Giving Compass' Take:

•Liz Hipple, Shanteal Lake, and Maria Monroe, at Equitable Growth, explain how Juneteenth reminds us of the work we still have left in the fight for racial freedom.

• How can you make this Juneteenth a day to spread awareness of pervasive systemic racism? How does coronavirus exacerbate racial injustices? What can you do to continue the fight for equality long after Juneteenth has ended?

• Read about how Juneteenth reminds us of how slavery remains relevant in mass incarceration.

While Juneteenth marks a day of resilience, endurance, and emancipation for Black Americans, this year’s anniversary is also a harsh reminder of the delayed freedom granted in 1865. For many, there is a renewed interest in the day traditionally meant to celebrate freedom, as the country grapples with two viruses eating away at the nation—COVID-19 and White supremacy.

Black workers, especially Black female workers, have lower salaries than White workers with similar levels of education. While the median White male worker with a college degree earns $31.25 an hour, the median Black male worker with a college degree only earns only $23.08.

Black Americans also experience a disparity in intergenerational mobility, or the relationship between their income as an adult and their parents’ income at a similar age. While Latinx and Asian Americans have intergenerational mobility rates converging with those of White Americans, Black and Native Americans do not. One reason for this is that even when raised in high-income families, Black children are far more likely to experience downward mobility.

The health disparities that Black Americans experience in conditions such as hypertension and inflammation are an example of the limits of an economic framework for understanding racial disparities.

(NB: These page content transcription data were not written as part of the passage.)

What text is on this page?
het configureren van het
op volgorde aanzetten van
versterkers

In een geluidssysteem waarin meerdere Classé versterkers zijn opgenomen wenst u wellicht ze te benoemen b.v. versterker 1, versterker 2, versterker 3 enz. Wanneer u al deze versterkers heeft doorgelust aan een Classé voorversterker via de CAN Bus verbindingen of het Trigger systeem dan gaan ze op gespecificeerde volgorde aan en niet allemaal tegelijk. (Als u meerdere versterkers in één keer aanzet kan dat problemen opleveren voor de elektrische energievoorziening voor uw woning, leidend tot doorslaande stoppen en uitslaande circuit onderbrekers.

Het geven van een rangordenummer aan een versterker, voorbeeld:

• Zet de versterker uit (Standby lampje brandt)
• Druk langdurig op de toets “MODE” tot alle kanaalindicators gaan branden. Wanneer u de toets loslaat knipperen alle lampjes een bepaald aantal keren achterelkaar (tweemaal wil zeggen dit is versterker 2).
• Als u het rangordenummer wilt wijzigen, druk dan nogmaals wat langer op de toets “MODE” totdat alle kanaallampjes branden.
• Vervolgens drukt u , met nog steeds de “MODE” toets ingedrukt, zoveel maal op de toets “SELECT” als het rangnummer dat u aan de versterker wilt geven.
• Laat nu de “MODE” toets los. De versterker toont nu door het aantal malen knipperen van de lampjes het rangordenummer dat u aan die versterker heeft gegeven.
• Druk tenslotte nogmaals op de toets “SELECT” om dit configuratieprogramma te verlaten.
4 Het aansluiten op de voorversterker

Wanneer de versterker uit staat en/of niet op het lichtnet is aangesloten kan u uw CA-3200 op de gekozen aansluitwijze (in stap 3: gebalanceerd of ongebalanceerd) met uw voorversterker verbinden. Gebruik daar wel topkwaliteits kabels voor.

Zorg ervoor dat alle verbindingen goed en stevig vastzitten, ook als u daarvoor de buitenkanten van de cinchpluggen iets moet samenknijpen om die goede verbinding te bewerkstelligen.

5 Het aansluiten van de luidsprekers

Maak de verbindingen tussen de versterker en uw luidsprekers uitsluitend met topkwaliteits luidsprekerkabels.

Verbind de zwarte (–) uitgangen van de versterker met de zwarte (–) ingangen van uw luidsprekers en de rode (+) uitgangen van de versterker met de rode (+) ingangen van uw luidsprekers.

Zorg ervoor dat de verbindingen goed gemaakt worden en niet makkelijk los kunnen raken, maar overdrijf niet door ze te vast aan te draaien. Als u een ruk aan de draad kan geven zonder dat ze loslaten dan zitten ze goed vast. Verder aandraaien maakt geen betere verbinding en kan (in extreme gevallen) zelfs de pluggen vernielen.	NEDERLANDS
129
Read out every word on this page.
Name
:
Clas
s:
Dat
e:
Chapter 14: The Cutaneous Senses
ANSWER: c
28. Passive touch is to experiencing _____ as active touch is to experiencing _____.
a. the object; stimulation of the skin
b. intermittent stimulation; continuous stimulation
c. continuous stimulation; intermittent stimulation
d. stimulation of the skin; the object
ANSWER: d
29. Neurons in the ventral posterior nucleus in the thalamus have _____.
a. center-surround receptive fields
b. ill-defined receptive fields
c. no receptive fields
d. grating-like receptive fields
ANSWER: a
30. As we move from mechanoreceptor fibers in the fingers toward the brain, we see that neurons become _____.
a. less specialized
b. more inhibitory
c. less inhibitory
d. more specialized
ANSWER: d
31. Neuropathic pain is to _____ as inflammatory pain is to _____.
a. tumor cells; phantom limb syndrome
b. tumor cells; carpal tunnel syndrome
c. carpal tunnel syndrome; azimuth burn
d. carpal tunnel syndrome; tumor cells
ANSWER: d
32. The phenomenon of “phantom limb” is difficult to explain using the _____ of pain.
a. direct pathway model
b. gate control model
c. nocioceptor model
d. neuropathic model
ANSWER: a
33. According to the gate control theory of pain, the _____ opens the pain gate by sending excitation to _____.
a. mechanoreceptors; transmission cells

One reason is the discrimination and racism experienced daily by Black Americans, which exacts a physical toll that increases the incidence of these types of conditions.

We need to enact policies that begin to eradicate economic racial inequality as soon as possible. While our nation made some progress toward making the U.S. economy and society much more equitable since enslaved Black Americans gained their freedom in 1865, the legacy of Jim Crow and the continuing economic racial discrimination shows how much further we have to go.